Perchè siamo così brave a buttarci a capofitto in storie che non hanno speranza e così restie a far funzionare un rapporto che può avere qualche chance in più?
Una teoria me la sono fatta, e non è sicuramente tra le più incoraggianti...
Il fatto è che credo che il doversi realmente impegnare sia più complicato da affrontare di quanto non si pensi in realtà. Il fatto di esser perfettamente cosciente che la storia non può aver alcun futuro ti pone in una posizione di vantaggio: quella del non avere nulla da perdere.
Una posizione tanto comoda quanto ostile. Se infatti da un lato c'è la totale libertà di agire, dall'altra c'è il nostro orgoglio e il non voler essere sfruttate solo per qualche periodo per poi essere gettate e annoverate nel libro nero dei ricordi. No signore! Quello è un diritto esclusivamente femminile!

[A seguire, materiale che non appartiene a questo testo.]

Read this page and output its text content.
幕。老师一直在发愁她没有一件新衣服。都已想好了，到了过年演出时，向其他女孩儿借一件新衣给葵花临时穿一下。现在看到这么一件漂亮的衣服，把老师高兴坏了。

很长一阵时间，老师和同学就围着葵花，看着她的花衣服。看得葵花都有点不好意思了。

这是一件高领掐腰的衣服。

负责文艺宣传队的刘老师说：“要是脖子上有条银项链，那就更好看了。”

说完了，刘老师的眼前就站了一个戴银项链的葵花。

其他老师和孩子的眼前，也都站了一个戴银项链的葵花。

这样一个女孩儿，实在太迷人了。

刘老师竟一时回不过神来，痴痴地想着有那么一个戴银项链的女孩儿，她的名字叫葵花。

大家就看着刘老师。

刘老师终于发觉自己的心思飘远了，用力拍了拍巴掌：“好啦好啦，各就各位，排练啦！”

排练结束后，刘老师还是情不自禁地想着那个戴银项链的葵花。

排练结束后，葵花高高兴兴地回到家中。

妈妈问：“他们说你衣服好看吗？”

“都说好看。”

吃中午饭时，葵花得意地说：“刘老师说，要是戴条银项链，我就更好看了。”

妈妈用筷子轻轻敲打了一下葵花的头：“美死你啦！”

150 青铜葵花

Per quanto riguara il bravo ragazzo invece...bhe....che dire.... sicuramente non ti tratterà con malcuranza, ma il dolore che può provocarti alla lunga può essere di portata notevolmente più devastante del ragazzaccio preso prima in considerazione.
"E se poi farà ancora più male?" E' questa la domanda che ci si pone. O meglio, la seconda.
Si, perchè la prima ce la si è posta molto tempo fa, alla prima scottatura. Quella che ci siamo procurate la prima volta e che non la smette di angosciarci a ogni incontro di sguardi con uno sconosciuto.
Potrà cambiare? Passerà?
Il guaio maggiore è che questo pensiero ti impedisce di pensare. Ti impedisce di capire se esiste una sorta di attrazione o se è solo un fumo che al primo venticello spirerà.
Probabilmente è solo questione di tempo. Probabilmente le vacanze aiuteranno e lo star distanti farà capire se la ventata è già passata o se la relazione è protetta da un bel keeway antivento??